7 GRIFFIERECHT EN KOSTENVEROORDELING 7.1 Omdat de raad de klacht gegrond verklaart, moet verweerder op grond van artikel 46e lid 5 Advocatenwet het door klager betaalde griffierecht van € 50,- aan hem vergoeden binnen vier weken nadat deze beslissing onherroepelijk is geworden. Klager geeft binnen twee weken na de datum van deze beslissing zijn rekeningnummer schriftelijk aan verweerder door. 7.2 Nu de raad een maatregel oplegt, zal de raad verweerder daarnaast op grond van artikel 48ac lid 1 Advocatenwet veroordelen in de volgende proceskosten: a) € 25,- aan forfaitaire reiskosten van klager, b) € 750,- kosten van de Nederlandse Orde van Advocaten en c) € 500,- kosten van de Staat. 7.3 Verweerder moet het bedrag van € 25,- of 50,- aan forfaitaire reiskosten binnen vier weken nadat deze beslissing onherroepelijk is geworden, betalen aan klager. Klager geeft binnen twee weken na de datum van deze beslissing zijn rekeningnummer schriftelijk aan verweerster door. 7.4 Verweerder moet het bedrag van € 1.250,- (het totaal van de in 7.2 onder b) en c) genoemde kosten) binnen vier weken nadat deze beslissing onherroepelijk is geworden, overmaken naar rekeningnummer lBAN: NL85 lNGB 0000 079000, BIC: INGBNL2A, Nederlandse Orde van Advocaten, Den Haag, onder vermelding van “kostenveroordeling raad van discipline" en het zaaknummer 21-789/AL/OV.

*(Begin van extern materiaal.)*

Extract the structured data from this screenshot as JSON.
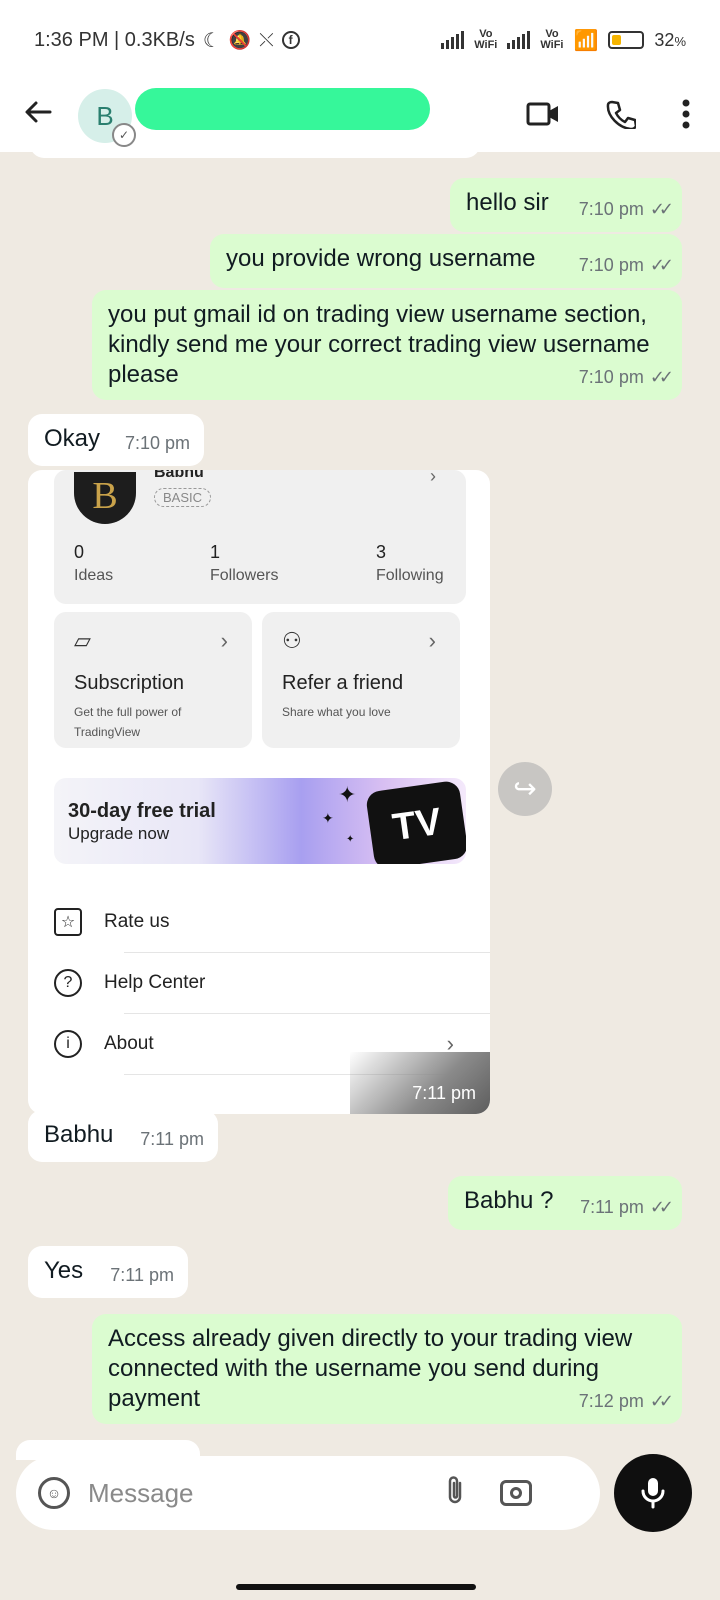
{
  "status": {
    "time_net": "1:36 PM | 0.3KB/s",
    "vo_wifi": "Vo\nWiFi",
    "battery": "32",
    "battery_unit": "%",
    "battery_level": 0.32
  },
  "header": {
    "avatar_letter": "B"
  },
  "messages": [
    {
      "dir": "out",
      "text": "hello sir",
      "time": "7:10 pm"
    },
    {
      "dir": "out",
      "text": "you provide wrong username",
      "time": "7:10 pm"
    },
    {
      "dir": "out",
      "text": "you put gmail id on trading view username section, kindly send me your correct trading view username please",
      "time": "7:10 pm"
    },
    {
      "dir": "in",
      "text": "Okay",
      "time": "7:10 pm"
    },
    {
      "dir": "in",
      "text": "Babhu",
      "time": "7:11 pm"
    },
    {
      "dir": "out",
      "text": "Babhu ?",
      "time": "7:11 pm"
    },
    {
      "dir": "in",
      "text": "Yes",
      "time": "7:11 pm"
    },
    {
      "dir": "out",
      "text": "Access already given directly to your trading view connected with the username you send during payment",
      "time": "7:12 pm"
    }
  ],
  "card": {
    "profile_name": "Babhu",
    "plan_badge": "BASIC",
    "stats": [
      {
        "value": "0",
        "label": "Ideas"
      },
      {
        "value": "1",
        "label": "Followers"
      },
      {
        "value": "3",
        "label": "Following"
      }
    ],
    "tiles": [
      {
        "title": "Subscription",
        "subtitle": "Get the full power of TradingView"
      },
      {
        "title": "Refer a friend",
        "subtitle": "Share what you love"
      }
    ],
    "trial_title": "30-day free trial",
    "trial_subtitle": "Upgrade now",
    "trial_logo": "TV",
    "menu": [
      "Rate us",
      "Help Center",
      "About"
    ],
    "time": "7:11 pm"
  },
  "input": {
    "placeholder": "Message"
  }
}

BESLISSING De raad van discipline: - verklaart de klacht in alle onderdelen gegrond; - legt aan verweerder de maatregel van waarschuwing op; - veroordeelt verweerder tot betaling van het griffierecht van € 50,- aan klager, op de manier en binnen de termijn als hiervóór bepaald in 7.1; - veroordeelt verweerder tot betaling van de reiskosten van € 25,- aan klager, op de manier en binnen de termijn als hiervóór bepaald in 7.3; - veroordeelt verweerder tot betaling van de proceskosten van € 1.250,- aan de Nederlandse Orde van Advocaten, op de manier en binnen de termijn als hiervóór bepaald in 7.4; - bepaalt dat verweerder jegens klager niet de zorgvuldigheid heeft betracht die bij een behoorlijke rechtshulpverlening betaamt.
Aldus beslist door mr. A.H.M. Dölle, voorzitter, mrs. G.N. Paanakker, H.Q.N. Renon, leden, bijgestaan door mr. M.M. Goldhoorn als griffier en uitgesproken in het openbaar op 20 juni 2022.